A path in a binary tree is a sequence of nodes where each pair of adjacent nodes has an edge between them. A node can only appear in the sequence at most once. The path does not need to pass through the root. Given the root of a binary tree, return the maximum path sum of any non-empty path.

Sample I/O

Input:  [-10,9,20,null,null,15,7]
Output: 42  (path: 15→20→7)

Input:  [-3]
Output: -3

Time: O(n) · Space: O(h)

Intuition

How to Think About It

Intuition

Post-order DFS works because the maximum path through a node = node.val + best_from_left + best_from_right. But we can only return one branch upward (a path can't fork). So: update global max with the through-path, but return the single best branch to parent. Clamping gains at 0 elegantly handles negative subtrees.

Core Concept

DFS returns the max "single-branch gain" from a node upward: `node.val + max(0, left_gain, right_gain)` (take better branch or skip with 0 if negative). Update global `maxSum = max(maxSum, node.val + max(0, left_gain) + max(0, right_gain))` at each node. Return the single-branch value to parent.

When to use

Any "max/min path through a binary tree" problem.
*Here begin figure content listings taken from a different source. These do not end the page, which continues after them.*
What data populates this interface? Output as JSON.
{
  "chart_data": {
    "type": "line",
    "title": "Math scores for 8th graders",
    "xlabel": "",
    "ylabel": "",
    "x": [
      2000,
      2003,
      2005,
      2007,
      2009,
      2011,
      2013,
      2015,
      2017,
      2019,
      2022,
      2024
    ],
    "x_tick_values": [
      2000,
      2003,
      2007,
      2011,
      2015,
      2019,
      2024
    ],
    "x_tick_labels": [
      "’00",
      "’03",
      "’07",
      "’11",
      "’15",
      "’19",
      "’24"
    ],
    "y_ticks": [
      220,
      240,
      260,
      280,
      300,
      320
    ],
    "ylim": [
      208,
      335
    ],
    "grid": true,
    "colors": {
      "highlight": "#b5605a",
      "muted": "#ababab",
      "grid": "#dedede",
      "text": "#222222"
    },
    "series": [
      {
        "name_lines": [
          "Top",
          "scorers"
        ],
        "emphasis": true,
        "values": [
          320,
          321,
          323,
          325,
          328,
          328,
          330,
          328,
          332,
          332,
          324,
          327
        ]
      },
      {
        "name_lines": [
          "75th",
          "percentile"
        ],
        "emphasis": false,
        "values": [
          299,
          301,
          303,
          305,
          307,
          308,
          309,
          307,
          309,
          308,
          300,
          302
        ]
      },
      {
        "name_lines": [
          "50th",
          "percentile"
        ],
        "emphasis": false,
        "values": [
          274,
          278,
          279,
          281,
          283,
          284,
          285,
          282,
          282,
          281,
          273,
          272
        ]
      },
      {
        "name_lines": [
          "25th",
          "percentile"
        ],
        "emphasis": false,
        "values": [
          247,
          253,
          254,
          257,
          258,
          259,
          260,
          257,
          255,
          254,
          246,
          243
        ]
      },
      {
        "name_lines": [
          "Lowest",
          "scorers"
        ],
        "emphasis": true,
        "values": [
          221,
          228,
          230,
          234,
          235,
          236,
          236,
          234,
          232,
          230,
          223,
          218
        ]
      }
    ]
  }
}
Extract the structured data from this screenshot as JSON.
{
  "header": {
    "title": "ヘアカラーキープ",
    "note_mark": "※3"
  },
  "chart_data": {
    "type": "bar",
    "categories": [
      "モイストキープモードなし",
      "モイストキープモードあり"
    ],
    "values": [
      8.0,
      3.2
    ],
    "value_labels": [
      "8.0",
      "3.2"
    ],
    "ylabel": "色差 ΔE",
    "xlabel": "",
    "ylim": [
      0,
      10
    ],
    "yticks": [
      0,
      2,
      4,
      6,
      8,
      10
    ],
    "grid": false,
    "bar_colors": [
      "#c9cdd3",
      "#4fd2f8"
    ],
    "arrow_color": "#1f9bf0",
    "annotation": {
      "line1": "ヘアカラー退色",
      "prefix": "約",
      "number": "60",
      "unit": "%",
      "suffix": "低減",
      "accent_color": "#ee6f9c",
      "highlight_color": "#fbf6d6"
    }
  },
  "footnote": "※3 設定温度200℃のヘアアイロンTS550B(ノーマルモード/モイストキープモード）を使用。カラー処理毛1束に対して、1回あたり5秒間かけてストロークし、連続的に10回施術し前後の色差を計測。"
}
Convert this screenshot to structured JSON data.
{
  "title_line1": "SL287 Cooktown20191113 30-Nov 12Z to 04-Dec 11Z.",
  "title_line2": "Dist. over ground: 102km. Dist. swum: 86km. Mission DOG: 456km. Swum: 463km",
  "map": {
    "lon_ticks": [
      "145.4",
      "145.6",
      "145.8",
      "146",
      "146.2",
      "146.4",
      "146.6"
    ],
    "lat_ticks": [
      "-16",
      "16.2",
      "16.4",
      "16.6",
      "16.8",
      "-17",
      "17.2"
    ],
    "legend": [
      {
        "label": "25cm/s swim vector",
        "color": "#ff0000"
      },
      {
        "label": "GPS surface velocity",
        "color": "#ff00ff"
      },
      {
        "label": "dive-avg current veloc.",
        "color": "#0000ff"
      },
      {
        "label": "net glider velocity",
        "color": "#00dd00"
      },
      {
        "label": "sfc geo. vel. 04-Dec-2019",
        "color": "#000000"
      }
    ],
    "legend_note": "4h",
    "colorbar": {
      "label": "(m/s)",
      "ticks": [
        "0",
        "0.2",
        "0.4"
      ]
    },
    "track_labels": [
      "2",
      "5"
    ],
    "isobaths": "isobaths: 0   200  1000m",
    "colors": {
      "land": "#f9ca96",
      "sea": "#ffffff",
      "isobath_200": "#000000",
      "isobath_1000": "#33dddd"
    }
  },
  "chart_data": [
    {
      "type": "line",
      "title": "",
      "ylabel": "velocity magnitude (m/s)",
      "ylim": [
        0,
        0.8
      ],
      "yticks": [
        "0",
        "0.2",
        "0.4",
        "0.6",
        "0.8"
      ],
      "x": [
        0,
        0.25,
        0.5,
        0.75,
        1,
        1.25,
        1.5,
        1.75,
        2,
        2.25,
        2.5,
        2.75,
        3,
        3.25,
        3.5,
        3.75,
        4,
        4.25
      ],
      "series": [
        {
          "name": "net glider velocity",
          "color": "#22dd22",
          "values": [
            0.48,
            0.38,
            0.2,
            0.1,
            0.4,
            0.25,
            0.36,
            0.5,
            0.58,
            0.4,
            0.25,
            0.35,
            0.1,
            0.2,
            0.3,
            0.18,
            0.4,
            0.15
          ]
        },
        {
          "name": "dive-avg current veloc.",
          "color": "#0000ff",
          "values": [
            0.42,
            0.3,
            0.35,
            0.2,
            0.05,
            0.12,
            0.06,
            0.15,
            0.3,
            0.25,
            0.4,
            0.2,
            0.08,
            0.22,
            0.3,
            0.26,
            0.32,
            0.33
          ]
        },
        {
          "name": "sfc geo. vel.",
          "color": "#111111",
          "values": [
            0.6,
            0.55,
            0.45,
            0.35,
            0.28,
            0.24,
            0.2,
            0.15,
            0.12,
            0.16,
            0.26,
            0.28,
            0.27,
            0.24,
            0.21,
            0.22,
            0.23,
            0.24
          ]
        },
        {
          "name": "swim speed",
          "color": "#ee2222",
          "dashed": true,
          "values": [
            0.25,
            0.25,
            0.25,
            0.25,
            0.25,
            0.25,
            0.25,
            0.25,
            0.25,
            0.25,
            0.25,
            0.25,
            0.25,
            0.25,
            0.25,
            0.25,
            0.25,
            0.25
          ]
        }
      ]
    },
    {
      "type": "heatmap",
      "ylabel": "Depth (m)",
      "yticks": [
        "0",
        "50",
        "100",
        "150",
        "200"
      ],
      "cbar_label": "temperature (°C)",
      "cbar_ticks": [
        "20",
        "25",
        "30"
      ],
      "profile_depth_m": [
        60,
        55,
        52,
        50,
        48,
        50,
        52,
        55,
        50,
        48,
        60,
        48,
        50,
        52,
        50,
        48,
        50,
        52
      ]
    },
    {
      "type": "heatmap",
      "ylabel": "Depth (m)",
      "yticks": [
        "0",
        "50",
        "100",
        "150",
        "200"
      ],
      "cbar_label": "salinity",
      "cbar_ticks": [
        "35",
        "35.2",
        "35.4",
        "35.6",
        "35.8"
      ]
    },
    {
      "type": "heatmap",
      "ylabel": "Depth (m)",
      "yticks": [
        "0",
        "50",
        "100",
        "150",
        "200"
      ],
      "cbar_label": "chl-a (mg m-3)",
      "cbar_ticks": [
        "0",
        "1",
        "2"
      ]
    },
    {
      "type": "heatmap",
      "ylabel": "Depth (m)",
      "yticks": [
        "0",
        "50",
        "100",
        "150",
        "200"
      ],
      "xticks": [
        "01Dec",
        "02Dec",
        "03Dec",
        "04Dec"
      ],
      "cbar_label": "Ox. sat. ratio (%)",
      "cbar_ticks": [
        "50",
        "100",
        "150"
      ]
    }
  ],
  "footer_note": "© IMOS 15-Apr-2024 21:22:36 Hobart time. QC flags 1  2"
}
Also used as a template for diameter, longest path with constraints, and path sum variants.

When NOT to use

When the path must start/end at root or a leaf - adds constraints that require different bookkeeping.

Key Insights

What to Know Cold

Key distinction: global update uses BOTH branches; return to parent uses ONLY ONE branch (path can't fork going up).
Clamp gains at 0: `max(0, gain)` - discard negative subtrees rather than being dragged down.
Global max must be initialized to -Infinity (not 0) to handle all-negative trees.
A single node is a valid path - covered by the base case returning 0 for nulls.
The "return vs update" duality is the core insight of this problem.

2 examples

Worked Examples

Path through internal node

[-10,9,20,null,null,15,7] - max path is 15+20+7=42.

dfs(15)=15, dfs(7)=7. At node 20: maxSum = max(-∞, 20+15+7)=42. Return 20+max(15,7)=35. At -10: maxSum = max(42, -10+max(9,0)+35)=42. Final: 42.

function maxPathSum(root: TreeNode | null): number {
  let maxSum = -Infinity;
  function dfs(node: TreeNode|null): number {
    if (!node) return 0;
    const left = Math.max(0, dfs(node.left));
    const right = Math.max(0, dfs(node.right));
    maxSum = Math.max(maxSum, node.val + left + right);
    return node.val + Math.max(left, right);
  }
  dfs(root);
  return maxSum;
}

Output: 42

Shows the "update with both branches, return one branch" duality clearly.

All-negative tree

Single node [-3] - must take the only path.

dfs(-3): left=max(0,0)=0, right=0. maxSum=max(-∞,-3+0+0)=-3. Return -3+0=-3.

Output: -3

Validates -Infinity initialization and 0-clamp for negative nodes.